Said Didu Nilai Kasus Mario Dandy Imbas Gaya Hedon Rafael

Mario dan pejabat
Sumber :

Bandung –Fenomena fleksibilitas Indonesia dibahas dalam acara diskusi pada Selasa, 28 Februari 2023.

Catatan Demokrasi, talk show yang dibawakan oleh Andromeda Mercury, dibawakan oleh Analis Kebijakan Publik M. Said Didu.

Fenomena flexing Indonesia akhir-akhir ini menjadi sumber informasi bagi Indonesia.

Contoh terbaru adalah kasus Mario Dandy Satriyo, anak dari Rafael Alun Trisambodo, mantan Kepala Kantor Pusat Kanwil DJP di Jakarta Selatan. 

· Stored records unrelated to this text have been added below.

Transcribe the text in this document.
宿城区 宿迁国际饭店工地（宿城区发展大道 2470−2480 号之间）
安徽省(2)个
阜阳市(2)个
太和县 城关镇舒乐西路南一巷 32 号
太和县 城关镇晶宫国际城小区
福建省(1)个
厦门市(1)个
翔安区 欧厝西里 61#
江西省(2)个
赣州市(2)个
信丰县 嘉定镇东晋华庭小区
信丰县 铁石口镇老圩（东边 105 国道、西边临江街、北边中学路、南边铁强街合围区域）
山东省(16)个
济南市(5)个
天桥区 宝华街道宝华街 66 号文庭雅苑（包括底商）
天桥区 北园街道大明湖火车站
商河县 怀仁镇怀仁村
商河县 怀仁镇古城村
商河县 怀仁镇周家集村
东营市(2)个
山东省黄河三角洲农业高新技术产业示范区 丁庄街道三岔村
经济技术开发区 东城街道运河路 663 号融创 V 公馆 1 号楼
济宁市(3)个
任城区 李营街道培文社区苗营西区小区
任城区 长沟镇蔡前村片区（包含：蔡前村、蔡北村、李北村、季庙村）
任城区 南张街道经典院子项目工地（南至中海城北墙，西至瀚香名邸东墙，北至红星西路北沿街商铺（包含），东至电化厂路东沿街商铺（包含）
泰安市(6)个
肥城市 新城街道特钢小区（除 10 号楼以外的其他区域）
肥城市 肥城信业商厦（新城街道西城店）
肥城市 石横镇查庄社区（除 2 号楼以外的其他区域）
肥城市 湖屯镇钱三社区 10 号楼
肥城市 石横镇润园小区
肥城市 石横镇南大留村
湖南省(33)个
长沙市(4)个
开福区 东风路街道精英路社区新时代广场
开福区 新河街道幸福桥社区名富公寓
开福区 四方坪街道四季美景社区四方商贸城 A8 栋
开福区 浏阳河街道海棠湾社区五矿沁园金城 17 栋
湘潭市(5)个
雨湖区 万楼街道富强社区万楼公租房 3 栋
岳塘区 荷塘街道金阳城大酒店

Disinggung mengenai fenomena tersebut, Said Didu mengaku senang sekaligus sedih. Pasalnya, masyarakat Indonesia masih rentan dengan gaya hidup yang berlebihan.

ayah mario dan dandy

Photo :
  • -

“Saya senang karena ternyata masyarakat masih memiliki kepekaan yang tidak menyukai gaya hedonistik. Mirisnya ada anak muda (Mario Dandy) yang salah di didik oleh orang tuanya hingga merugikan seperti itu, ujar M Said Didu langsung dalam talkshow Catatan Demokrasi. , tvOne, Selasa malam (28 Februari 2023).

Said kemudian mengaku memahami hal-hal yang menyebabkan gaya hidup hedonistik. “Saya ini PNS, hampir pejabat tertinggi di birokrasi, dan saya paham betul apa yang menyebabkan gaya hidup hedonis ini,” ujarnya.

Said lebih lanjut mengungkap fakta bahwa penyebab hedonisme pejabat adalah protokoler. Penikmat hedonisme sering bersembunyi di balik aturan protokoler.

“Padahal protokol itu adalah itu pejabat sendiri yang mengaturnya. Nanti dia yang minta begini, aku berpura-pura begini (dalam protokol)," jelasnya. 

“Anda bisa bayangkan saya sekertaris kementerian BUMN dan saya membawahi Dirut BUMN sebelumnya. Saat itu saya mau terbang ke Palembang dan nomer kursi saya nomer satu dan tau-tau ada dirut naik, dan itu bisa digeser protokol saya menjadi nomer enam. Coba bayangkan sangkin berkuasanya Dirut BUMN karena protokol," sambungnya menjelaskan. 

Tak hanya itu, Said Didu juga mengatakan bahwa pejabat yang tengah menikmati jabatannya seperti membuka pintu kesalahan.

Itulah prinsip pelayanan publik. Jadi ke menurut saya jika ada pejabat pakai sirene, ke saya nilainya nol," ujarnya.

Menurut Said, atas perintah Pak Suharto, pejabat yang diperbolehkan melintasi jalan raya dengan sirene atau patroli adalah pejabat tertinggi di kota dan ambulans.

“Jadi hanya ada Pak Harto dan Wapres di Jakarta. Sekarang hampir semua pejabat dari daerah datang dengan iringan ngiung-ngiung, jadi kami hidup paling menyebalkan di Jakarta,” tegasnya.